Hani derler ya kimi nalına vurdu kimi de mıhına. Geleceği okuyamayan bazı garip huylularımız düşüncelerimize hep karşı çıktı.        
Aradan zaman geçti girişimci bir kardeşimiz Figen Orhan fikirlerimizi değerlendirdi. Pirinç kolonyası, pirinçli dondurma derken kendisi kozmetik alanı ile ilgilendiği derken olgunlaştırdığı pirinç sabunu fikrini geliştirerek sektörde isim yaptı.

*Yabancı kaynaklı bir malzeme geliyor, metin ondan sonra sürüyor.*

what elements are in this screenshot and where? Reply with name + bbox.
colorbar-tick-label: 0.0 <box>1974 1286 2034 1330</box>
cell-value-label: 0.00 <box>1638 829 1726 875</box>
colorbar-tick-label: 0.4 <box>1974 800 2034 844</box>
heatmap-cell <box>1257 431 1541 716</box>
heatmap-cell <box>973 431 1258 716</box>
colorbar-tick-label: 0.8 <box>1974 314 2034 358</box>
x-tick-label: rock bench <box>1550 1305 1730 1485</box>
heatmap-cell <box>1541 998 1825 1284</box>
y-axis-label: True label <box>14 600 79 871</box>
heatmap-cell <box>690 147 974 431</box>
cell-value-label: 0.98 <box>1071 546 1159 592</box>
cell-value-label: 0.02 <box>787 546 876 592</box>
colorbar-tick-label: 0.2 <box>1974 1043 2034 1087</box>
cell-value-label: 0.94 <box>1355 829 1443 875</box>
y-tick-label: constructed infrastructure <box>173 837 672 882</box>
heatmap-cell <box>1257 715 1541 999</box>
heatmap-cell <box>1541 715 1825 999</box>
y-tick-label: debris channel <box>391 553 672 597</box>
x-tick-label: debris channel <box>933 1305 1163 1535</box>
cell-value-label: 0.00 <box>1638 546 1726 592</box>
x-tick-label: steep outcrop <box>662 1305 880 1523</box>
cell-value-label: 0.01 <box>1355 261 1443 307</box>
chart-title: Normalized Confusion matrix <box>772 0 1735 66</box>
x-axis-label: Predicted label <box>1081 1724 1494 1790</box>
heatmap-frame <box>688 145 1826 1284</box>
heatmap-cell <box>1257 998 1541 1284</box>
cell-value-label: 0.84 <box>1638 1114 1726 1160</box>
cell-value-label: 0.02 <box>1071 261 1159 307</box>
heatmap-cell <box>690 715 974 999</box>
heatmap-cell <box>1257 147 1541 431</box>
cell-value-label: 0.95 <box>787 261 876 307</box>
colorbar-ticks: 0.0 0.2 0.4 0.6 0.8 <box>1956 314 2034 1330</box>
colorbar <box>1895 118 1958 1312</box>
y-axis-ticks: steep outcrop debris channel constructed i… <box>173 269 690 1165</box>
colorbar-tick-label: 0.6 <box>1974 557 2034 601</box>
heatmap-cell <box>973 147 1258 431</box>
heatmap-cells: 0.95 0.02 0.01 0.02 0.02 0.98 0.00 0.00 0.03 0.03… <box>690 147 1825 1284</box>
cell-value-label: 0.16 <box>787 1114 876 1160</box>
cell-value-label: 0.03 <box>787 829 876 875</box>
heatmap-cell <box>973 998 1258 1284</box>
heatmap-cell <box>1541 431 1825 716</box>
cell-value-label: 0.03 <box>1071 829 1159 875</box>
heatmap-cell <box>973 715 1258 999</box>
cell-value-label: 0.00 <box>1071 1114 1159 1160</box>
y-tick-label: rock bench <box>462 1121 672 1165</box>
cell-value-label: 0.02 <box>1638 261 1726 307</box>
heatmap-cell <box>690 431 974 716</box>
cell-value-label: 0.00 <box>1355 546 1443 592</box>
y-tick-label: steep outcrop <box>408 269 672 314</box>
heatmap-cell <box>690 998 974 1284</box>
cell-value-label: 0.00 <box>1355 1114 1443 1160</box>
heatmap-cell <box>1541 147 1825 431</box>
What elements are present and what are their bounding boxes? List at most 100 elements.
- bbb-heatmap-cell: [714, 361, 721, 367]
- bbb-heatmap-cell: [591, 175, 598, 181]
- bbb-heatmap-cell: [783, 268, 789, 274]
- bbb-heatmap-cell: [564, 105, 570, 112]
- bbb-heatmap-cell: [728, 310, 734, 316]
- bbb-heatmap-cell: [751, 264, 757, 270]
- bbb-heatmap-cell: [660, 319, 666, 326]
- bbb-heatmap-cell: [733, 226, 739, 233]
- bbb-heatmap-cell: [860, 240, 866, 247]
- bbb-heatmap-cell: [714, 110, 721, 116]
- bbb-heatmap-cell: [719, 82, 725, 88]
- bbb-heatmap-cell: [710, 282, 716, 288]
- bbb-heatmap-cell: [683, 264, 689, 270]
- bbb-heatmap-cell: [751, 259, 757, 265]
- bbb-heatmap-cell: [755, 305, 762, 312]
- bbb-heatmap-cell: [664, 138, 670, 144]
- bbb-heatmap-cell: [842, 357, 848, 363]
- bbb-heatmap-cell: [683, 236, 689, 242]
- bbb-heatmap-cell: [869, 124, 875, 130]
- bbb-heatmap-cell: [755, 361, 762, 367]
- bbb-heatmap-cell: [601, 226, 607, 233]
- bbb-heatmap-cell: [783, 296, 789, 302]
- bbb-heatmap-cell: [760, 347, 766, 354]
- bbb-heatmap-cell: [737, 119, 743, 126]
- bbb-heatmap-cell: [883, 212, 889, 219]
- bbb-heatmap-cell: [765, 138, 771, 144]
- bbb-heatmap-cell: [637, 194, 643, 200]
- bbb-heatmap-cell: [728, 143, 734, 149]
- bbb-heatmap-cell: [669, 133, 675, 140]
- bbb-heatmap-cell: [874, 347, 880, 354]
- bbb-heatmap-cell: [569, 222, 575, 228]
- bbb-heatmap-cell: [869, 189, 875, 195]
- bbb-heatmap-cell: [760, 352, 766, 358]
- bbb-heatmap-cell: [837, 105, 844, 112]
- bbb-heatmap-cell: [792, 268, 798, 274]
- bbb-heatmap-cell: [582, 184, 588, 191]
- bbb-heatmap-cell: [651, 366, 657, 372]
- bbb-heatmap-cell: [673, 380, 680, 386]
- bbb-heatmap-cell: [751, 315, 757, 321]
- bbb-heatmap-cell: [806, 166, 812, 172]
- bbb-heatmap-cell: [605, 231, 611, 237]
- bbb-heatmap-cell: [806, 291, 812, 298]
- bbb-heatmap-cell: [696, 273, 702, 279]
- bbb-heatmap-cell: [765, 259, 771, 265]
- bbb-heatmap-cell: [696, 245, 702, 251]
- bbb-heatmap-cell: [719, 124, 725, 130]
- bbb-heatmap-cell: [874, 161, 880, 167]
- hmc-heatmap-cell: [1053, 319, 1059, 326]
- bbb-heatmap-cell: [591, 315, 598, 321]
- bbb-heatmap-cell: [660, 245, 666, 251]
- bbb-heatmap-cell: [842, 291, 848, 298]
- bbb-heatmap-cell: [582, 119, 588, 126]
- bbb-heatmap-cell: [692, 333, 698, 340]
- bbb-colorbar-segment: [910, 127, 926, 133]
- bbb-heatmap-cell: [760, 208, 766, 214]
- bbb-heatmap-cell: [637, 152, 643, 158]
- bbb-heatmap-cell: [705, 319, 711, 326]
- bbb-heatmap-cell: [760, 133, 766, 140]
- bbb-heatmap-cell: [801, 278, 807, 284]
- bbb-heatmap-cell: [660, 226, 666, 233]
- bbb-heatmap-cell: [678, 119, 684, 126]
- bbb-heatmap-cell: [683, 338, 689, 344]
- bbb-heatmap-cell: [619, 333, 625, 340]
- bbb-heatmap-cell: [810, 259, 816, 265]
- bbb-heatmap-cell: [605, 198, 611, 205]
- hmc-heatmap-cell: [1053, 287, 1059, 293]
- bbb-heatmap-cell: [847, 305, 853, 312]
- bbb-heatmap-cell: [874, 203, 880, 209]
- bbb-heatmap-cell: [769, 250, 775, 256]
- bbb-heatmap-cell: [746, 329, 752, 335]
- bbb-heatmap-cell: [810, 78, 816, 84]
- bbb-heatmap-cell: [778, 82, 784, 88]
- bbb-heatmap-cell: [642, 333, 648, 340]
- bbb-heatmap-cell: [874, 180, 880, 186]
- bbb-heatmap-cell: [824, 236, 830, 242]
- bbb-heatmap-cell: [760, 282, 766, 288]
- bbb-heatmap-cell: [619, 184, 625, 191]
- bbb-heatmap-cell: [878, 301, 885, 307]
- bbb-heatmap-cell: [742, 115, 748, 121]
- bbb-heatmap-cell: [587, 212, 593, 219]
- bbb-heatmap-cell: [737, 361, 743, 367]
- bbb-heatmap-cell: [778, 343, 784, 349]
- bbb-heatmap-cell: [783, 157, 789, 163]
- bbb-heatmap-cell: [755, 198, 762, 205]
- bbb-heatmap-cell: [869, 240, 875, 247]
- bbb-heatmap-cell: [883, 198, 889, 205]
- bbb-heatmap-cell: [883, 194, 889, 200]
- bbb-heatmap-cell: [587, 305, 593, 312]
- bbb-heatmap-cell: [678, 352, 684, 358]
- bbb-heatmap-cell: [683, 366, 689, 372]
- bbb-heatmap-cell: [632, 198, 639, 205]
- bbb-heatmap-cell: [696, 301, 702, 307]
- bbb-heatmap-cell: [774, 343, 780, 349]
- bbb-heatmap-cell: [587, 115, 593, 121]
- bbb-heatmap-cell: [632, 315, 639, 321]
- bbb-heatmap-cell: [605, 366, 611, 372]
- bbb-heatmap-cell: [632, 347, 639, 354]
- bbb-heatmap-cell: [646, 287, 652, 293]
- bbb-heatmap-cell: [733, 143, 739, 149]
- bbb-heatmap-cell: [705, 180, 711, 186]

Üstelik Osmancık için de bedavadan reklama vesile oldu. Sonra pirinç kolonyası fikrini geliştirdi. Netice de pirinç kolonyası da kabul gördü.
Konuyu benim açımdan değerlendirecek olursak Figen Hanım sayesine antika düşünceli adam olmaktan kendimi kurtardım.
Figen Hanım fikirleri olgunlaştırıp geliştirerek ve yeni fikirler üreterek Osmancık’a olan sevgisini ilan etti.
Osmancık’ta girişimcilere yol gösterdi. Yıllardır ısrarla gündeme getirdiğimiz pirinçten alternatif üretimler yapılabileceğini ispatladı.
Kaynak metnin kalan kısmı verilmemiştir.